Clemson students head to Africa to help save lives
CLEMSON — A team of Clemson University students is traveling around the world to reach people in desperate need of medical equipment on the eastern coast of Africa. The group will spend two weeks in Tanzania as part of Clemson’s unique Creative Inquiry (CI) program-interdisciplinary undergraduate research combined with engaged learning.
The Designing Medical Devices for Developing Countries CI team is led by Clemson engineering professors Delphine Dean and John DesJardins. The team will research needs for new medical devices plus repair broken equipment in Tanzania hospitals and clinics. The team is crafting a number of medical products, ranging from a neonatal heating device for hospitals to an affordable glucose monitor for poor villages.
Jacqueline Veliz, a junior communication studies major, is among five students taking the trip with professor Dean.
“Our CI works to construct medical devices like grass woven neck braces, neonatal monitoring devices and glucometers for low resource areas,” Veliz said. “Our research involves talking to patients to assess needs and government leaders to develop strategies for marketing our devices and obtaining FDA approval in Tanzania.”
Tanzania’s lack of resources is one of the challenges the Clemson team will take head on.

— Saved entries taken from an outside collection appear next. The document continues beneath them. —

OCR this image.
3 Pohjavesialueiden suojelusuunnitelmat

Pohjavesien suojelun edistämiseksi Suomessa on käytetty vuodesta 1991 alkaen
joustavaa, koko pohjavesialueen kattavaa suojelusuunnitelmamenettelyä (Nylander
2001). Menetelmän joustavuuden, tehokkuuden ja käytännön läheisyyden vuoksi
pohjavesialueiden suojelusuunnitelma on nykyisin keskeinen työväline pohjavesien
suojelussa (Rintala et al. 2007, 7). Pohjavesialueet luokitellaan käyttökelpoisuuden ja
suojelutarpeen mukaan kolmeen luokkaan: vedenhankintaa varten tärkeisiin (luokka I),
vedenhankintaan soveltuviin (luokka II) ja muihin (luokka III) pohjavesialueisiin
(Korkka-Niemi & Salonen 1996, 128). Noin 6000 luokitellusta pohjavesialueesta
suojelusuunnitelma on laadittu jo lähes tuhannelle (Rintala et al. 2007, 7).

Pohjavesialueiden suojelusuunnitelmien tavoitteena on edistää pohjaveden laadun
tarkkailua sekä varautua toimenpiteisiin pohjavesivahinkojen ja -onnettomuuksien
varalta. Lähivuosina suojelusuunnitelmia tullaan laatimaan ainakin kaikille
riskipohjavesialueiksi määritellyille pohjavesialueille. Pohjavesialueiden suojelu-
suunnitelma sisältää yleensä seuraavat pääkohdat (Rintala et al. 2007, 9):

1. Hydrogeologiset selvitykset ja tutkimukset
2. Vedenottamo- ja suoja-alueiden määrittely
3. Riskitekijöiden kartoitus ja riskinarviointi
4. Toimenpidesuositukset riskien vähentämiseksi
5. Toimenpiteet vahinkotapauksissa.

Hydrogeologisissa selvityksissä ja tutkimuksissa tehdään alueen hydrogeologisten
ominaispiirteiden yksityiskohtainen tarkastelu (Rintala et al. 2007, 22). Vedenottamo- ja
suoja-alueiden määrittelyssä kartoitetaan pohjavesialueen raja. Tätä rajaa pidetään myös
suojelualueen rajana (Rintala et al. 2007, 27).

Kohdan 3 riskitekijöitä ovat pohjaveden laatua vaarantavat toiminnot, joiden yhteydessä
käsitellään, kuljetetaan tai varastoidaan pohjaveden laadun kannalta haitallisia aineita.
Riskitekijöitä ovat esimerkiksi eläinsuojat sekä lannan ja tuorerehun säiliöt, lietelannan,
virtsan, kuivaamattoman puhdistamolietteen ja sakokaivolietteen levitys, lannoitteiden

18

“These trips are very instrumental to providing motivation for students. Once you see the environment you are trying to change firsthand, it makes it more personal and helps push you to work through the design,” said Kayla Gainey, co-mentor for the Designing Medical Devices for Developing Countries Creative Inquiry.

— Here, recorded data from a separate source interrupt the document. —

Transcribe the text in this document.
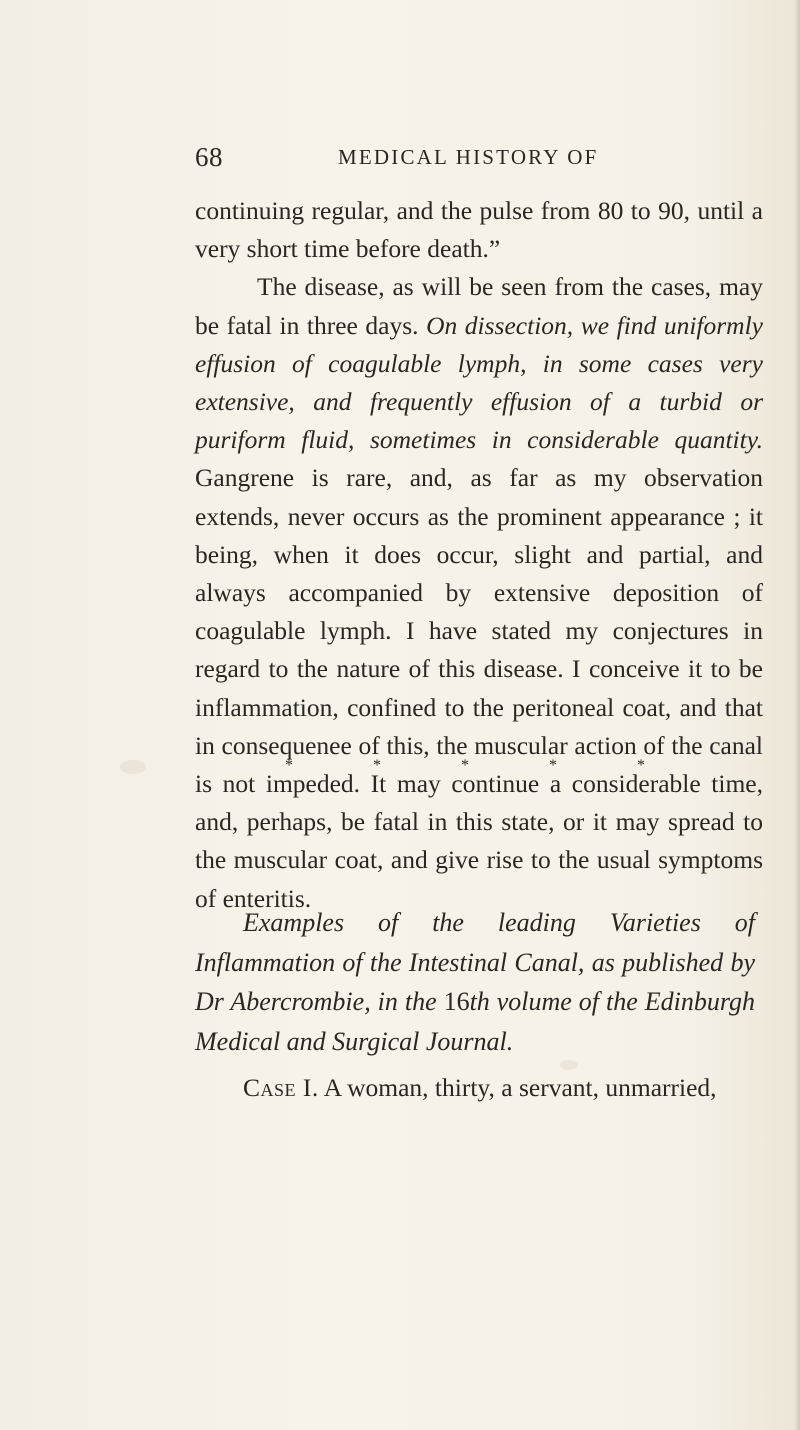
68	MEDICAL HISTORY OF

continuing regular, and the pulse from 80 to 90, until a very short time before death.”

The disease, as will be seen from the cases, may be fatal in three days. On dissection, we find uniformly effusion of coagulable lymph, in some cases very extensive, and frequently effusion of a turbid or puriform fluid, sometimes in considerable quantity. Gangrene is rare, and, as far as my observation extends, never occurs as the prominent appearance ; it being, when it does occur, slight and partial, and always accompanied by extensive deposition of coagulable lymph. I have stated my conjectures in regard to the nature of this disease. I conceive it to be inflammation, confined to the peritoneal coat, and that in consequenee of this, the muscular action of the canal is not impeded. It may continue a considerable time, and, perhaps, be fatal in this state, or it may spread to the muscular coat, and give rise to the usual symptoms of enteritis.

*	*	*	*	*
Examples of the leading Varieties of Inflammation of the Intestinal Canal, as published by Dr Abercrombie, in the 16th volume of the Edinburgh Medical and Surgical Journal.
Case I. A woman, thirty, a servant, unmarried,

In addition to conducting research, Veliz will file news reports from the field.
“I’m in the University Professional Internship/Co-op Program (UPIC),” Veliz said. I work as a student multimedia journalist for Clemson’s media relations department and this trip gives me the opportunity to deliver an international report and show some of the work Clemson students do around the world.”
Healthcare is a critical issue in many developing countries. The Designing Medical Devices for Developing Countries CI aims to create inexpensive, easy-to-use medical technology to help people who need it the most.